Ve tabii ki krizlerin; “kaynakların belli kesimler tarafından hortumlandığına” inanıldığına da...

Her iki görüşün keskin kutuplarına rastlamakta mümkün.

İktidar olsun, muhalefet olsun ne yaparlarsa yapsınlar, ağızlarıyla kuş tutsalar da kesinlikle kabul görülemeyeceğini savunanlarda.

Bunlara da fanatik diyoruz.

Böyle düşünenlerin oy verme duygularını ve anlayışlarını kesinlikle değiştiremezsiniz.

*                                                                                                                                                                                  *               * 

AK PARTİ OY KAYBEDER Mİ?

Sağ ve sol politikalarda alternatif partilerin çoğalması siyasette bir zenginliktir.

Seçeneklerin artması tercihlerde de bir çoğulculuk ortaya koyar.

Ülkemizde yüzde 60-65’lik bir seçmen tabakası sağ muhafazakar, milliyetci partilerden yana tercih kullanır. 35-40’da sol partileri tercih eder.

2 binli yılların başından bu yana AK Parti tek sağ muhafazakar parti olarak seçmenin tercihi oldu.

Şimdi bu alanda seçenekler çoğaldı.

AK Parti içinden iki yeni parti çıktı. Gelecek ve DEVA partileri.

Bu partiler 2023 seçimlerinde ilk kez seçmen karşısına çıkacaklar.

İYİ Parti de milliyetçi muhafazakar, sağ merkez demokrat olduğu iddiasıyla arenada.

20 yıldır iktidarda olan AK Partide bir düşüş var. Anket sonuçlarında bu tesbitler yapılıyor. Ancak AK Parti halen ülkenin birinci partisi konumunda.

Bu durum belki alternatifsizliktendi.

Fakat iki yeni parti AK Parti içinden çıktı.

Davutoğlu ve Babacan’ın göstereceği performans AK Partide nasıl bir yara açacak belli değil.

2023’de yapılacak seçimlerde bunu göreceğiz.            

Yine de sağ-muhafazakar seçmende ciddi tercih sapması olabilir.

AK Parti yara alabilir.

Bunlar bir varsayım tabii ki...

*                                                                                                                                                                                  *               *

BABA ACISI

Babaların kıymetini yaşadıkları zamanlarda pek fark edemiyoruz.

Fakat önümüzden gittiklerinde ne kadar değerli olduklarını algılayabiliyoruz.

Babaları rahmetli olmuş okuyucularımız da bu duyguyu yaşamışlardır.

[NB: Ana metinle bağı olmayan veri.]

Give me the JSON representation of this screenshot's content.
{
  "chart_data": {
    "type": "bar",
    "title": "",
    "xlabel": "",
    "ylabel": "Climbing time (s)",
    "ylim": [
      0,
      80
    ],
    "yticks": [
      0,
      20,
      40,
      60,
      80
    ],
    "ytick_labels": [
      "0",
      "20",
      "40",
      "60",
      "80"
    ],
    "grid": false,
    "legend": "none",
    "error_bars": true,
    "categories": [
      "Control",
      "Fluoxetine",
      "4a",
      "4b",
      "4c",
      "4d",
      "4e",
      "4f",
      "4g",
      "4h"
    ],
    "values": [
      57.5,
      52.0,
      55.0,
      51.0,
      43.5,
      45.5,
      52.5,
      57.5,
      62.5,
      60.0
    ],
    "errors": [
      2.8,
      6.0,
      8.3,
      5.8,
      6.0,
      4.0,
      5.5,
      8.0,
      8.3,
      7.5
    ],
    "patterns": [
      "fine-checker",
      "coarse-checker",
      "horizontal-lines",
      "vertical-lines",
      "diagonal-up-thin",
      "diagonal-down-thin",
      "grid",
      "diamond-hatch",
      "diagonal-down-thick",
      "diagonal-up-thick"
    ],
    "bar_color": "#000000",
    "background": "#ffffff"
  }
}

30 Nisan 1993 yılında biz de babamızı kayetmiş ve derin acılar yaşamıştık.

29’uncu yıla girdik.

Babamız Mehmet Eser’in acısını halen yüreklerimizde yaşıyoruz.

Ahirete göç etmiş tüm babaların ruhu şad, mekanları cennet olsun...                       

*                                                                                                                                                              *         *

BAYRAMLARDAN NE BEKLENİR

Bayramlara ulaşmak sevinç kaynağıdır.

Bir ramazan bayramına daha ulaşmak üzereyiz.

Toplum olarak mutlu muyuz?

Huzur ve refah içinde miyiz?

Geleceğe güvenle bakabiliyor muyuz?

Bunlar tartışmaya açıktır.

Huzurumuz, mutluluğumuz, güven duygularımız büyük-büyük soru işaretleriyle muvcuttur.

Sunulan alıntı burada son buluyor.